Abstract:
Poverty is a major challenge worldwide and poverty reduction remains a critical aspect of developmental efforts. The rate and extent of poverty reduction associated with agricultural growth in primarily agrarian societies has commonly been assumed to depend importantly on the distribution of productive assets in general and land assets in particular. However, recent evidence by Jayne, et al., (2003) and Jayne et al., (2014) has shown that landholdings are becoming more concentrated and operated land is declining in some African countries like Ghana, Zambia, and Kenya. This trend means that efforts by governments and donor agencies to reduce chronic poverty will partly depend on understanding the joint effect of the distribution of productive assets on growth and income distribution. Without this understanding, agricultural productivity growth may contribute less to rural poverty reduction than usually assumed. Understanding the potential adverse effects of the rising land concentration on agricultural growth’s poverty reduction potential, also offers an opportunity to limit the wastage of government and donor resources, as interventions aimed at poverty reduction can be targeted at other growth enhancing investments that yield higher returns than investments aimed at improving agricultural productivity. Against this background, this study explains the relationships between initial land distribution at the village level, growth of household income and the distribution of income at the village level in Kenya. Although a number of studies have looked at the relationship between inequality and growth, the difficulties associated with such a process remain central to the debates in the growth literature. Finding high quality panel data that allows for cross-country estimation using panel econometric techniques remains problematic. Even with high quality data, questions remain on the comparability of institutional structures across countries. The problem of endogeneity and how to address it also remains at the centre of growth empirics and past studies have revealed several weaknesses. In combination, these challenges have been cited as a major internal threat to validity of past growth empirical works.

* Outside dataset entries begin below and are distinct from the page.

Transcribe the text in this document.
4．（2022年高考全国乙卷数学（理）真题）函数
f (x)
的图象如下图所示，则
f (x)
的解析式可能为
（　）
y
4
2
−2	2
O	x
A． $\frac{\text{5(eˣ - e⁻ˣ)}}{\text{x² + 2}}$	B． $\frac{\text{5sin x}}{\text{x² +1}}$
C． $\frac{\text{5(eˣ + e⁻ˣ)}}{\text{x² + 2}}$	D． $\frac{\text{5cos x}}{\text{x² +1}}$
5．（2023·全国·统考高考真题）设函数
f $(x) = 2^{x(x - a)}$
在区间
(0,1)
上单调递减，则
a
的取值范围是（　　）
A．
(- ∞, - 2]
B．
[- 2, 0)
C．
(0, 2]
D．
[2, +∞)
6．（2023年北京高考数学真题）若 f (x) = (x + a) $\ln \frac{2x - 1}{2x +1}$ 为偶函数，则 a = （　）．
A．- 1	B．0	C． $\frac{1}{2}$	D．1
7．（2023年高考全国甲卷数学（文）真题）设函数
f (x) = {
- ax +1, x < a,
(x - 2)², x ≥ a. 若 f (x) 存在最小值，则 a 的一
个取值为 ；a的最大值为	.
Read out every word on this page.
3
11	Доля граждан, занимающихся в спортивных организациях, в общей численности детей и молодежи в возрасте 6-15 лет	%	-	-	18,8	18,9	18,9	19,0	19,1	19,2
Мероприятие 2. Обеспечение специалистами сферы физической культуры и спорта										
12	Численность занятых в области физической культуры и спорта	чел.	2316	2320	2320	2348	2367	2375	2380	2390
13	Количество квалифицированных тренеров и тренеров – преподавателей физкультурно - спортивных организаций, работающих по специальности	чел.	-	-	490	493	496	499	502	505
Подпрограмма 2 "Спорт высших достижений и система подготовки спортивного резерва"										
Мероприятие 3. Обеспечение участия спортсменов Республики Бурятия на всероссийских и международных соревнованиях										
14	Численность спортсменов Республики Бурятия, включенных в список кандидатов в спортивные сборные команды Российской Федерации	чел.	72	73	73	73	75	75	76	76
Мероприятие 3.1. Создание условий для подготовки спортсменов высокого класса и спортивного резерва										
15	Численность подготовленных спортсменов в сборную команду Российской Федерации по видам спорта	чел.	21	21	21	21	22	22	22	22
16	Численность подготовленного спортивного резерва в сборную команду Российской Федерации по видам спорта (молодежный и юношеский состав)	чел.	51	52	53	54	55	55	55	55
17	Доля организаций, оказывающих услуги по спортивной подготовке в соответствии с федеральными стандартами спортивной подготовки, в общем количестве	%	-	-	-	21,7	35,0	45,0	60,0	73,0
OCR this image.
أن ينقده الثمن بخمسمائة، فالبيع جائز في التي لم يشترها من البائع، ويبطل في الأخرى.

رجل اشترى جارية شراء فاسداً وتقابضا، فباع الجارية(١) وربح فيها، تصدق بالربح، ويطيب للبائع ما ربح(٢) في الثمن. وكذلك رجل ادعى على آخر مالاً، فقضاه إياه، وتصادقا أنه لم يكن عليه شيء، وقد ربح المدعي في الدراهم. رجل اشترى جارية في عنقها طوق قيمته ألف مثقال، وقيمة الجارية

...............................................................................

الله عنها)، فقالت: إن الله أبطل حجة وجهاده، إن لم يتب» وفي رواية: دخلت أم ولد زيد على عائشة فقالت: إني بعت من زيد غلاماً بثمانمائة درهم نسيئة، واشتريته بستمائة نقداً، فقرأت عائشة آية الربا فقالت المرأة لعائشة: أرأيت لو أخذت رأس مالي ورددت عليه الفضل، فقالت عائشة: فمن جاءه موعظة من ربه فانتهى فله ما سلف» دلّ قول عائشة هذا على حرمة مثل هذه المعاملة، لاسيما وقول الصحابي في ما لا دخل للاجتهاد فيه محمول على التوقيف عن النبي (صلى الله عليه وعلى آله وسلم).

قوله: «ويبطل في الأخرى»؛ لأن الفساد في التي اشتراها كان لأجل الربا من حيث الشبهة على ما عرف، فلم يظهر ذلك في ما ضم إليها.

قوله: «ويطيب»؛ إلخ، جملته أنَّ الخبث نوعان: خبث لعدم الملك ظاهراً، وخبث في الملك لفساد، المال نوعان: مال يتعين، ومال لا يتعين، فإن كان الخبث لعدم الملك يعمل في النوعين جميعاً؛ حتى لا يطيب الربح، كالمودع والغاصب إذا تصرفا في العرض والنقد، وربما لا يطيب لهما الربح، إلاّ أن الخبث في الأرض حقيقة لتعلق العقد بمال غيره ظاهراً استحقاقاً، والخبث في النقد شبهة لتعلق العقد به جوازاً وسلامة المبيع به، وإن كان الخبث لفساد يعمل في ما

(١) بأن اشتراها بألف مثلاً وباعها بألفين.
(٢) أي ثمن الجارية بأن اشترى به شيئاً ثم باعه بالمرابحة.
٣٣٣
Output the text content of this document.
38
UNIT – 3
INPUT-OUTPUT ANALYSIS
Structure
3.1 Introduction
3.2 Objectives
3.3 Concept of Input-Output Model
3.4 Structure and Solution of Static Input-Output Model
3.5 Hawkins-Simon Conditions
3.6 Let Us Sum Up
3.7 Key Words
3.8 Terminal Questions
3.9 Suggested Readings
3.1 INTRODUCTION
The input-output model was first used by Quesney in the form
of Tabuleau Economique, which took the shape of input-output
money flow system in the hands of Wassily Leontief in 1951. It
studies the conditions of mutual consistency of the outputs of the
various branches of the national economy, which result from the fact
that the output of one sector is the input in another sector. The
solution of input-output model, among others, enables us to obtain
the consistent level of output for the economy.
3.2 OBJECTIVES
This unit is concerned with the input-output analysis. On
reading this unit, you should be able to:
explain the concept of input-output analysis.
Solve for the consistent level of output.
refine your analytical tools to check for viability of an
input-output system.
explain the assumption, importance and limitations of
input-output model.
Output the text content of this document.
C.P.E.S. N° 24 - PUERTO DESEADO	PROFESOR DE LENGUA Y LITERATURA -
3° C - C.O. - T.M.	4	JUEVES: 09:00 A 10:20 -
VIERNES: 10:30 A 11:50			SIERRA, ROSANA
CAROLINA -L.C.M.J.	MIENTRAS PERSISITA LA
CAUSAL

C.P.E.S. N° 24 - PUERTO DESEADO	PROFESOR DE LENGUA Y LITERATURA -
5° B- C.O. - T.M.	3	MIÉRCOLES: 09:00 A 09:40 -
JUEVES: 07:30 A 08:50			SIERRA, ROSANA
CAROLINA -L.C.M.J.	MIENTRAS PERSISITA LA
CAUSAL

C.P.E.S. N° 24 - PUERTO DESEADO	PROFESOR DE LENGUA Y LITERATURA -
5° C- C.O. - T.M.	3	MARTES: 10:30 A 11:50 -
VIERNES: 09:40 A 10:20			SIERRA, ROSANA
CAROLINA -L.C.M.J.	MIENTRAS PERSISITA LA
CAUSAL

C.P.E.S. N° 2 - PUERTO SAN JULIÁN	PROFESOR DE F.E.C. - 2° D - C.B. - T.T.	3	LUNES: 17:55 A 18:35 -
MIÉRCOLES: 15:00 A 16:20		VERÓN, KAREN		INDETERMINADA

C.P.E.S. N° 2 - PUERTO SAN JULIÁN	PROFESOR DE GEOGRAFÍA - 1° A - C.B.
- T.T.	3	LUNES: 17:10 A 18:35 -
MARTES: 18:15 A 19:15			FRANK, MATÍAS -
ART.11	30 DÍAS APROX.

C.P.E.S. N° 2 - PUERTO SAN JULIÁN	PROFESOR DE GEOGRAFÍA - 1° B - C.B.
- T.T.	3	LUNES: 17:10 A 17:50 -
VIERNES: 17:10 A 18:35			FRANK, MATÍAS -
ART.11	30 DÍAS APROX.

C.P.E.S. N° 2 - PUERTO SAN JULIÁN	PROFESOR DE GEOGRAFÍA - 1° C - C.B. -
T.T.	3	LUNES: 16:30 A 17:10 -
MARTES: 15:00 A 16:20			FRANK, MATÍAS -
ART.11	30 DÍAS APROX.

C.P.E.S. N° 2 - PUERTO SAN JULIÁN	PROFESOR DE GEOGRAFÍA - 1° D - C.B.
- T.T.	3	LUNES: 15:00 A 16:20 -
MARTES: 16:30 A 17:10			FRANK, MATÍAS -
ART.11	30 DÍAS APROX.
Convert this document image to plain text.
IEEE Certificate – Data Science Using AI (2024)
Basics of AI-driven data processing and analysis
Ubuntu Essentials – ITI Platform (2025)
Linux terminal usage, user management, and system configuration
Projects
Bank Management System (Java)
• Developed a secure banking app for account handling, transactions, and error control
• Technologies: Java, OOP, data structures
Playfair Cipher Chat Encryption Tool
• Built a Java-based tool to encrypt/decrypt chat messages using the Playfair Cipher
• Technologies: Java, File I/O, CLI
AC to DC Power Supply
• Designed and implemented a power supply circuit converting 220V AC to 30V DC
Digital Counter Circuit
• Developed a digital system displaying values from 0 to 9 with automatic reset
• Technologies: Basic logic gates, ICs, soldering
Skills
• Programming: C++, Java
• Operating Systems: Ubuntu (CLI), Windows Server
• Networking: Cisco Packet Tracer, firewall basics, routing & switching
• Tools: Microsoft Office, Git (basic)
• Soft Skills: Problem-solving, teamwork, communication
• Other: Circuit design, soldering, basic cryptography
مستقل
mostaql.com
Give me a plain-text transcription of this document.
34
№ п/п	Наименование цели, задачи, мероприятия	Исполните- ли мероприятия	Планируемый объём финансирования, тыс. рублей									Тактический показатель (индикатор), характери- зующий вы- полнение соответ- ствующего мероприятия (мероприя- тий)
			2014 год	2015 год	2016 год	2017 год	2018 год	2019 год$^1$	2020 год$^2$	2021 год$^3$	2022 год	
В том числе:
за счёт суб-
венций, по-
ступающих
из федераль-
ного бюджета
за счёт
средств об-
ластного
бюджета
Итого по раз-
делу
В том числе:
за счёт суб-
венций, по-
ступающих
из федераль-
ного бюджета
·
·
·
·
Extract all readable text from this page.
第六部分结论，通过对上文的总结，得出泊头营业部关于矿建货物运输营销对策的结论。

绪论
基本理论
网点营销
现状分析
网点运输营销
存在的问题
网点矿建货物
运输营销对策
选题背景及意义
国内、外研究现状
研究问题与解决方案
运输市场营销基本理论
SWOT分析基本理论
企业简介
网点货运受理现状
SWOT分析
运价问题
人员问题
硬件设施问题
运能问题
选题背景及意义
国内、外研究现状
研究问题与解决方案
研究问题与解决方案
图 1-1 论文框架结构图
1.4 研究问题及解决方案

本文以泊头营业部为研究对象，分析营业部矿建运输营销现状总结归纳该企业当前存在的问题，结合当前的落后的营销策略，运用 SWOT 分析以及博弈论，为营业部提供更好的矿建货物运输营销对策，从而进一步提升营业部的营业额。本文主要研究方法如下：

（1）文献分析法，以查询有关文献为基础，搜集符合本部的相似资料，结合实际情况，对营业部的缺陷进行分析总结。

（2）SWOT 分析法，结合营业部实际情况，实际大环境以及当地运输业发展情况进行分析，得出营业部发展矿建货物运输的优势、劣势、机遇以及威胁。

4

To overcome the econometric challenges in the majority past studies, this study uses the system generalized method of moments to deal with the dynamic nature of the growth model and the unobserved individual- and time-specific effects. It also uses the first differences estimator for the econometric analysis of the effect of land distribution on income distribution since its construction is not dynamic. To address the endogeneity problem in both models, I use the “Jackknife” procedure and/or lagged values o of all endogenous variables. For instance, the endogeneity arising from the fact that growth and distribution affect each other, the village land gini coefficient corresponding to a household is computed using observations of operated land for other households in a village while excluding its own. This study also uses a 13 year panel micro-level dataset for Kenyan rural farming households to overcome the data-related challenges. By using a nationally representative panel dataset, the study also takes care of the unobserved heterogeneity that gets lumped up in the error term in the discredited single cross-sectional analyses. By adopting a joint determination of the effects of various covariates on growth and inequality, the study recognizes the fact that the two outcomes are generated by the same underlying processes and thus should not be analyzed in isolation. This is advantageous as it yields complete messages for the policy maker whose interest is in promoting growth while reducing inequality.
While it seems impossible to fully solve for the endogeneity problem and thus establish causal effects, the study identifies the effects of several variables on growth and inequality while arguing that it is possible under certain qualifications, which are explained in the literature review section. The results reveal that operational landholdings at the village level are becoming fairly concentrated over time in Kenya and that rising land concentration has impeded growth. The distribution of both income and operational landholdings spatially is such that the two reduce as the distance from the district/headquarters rises.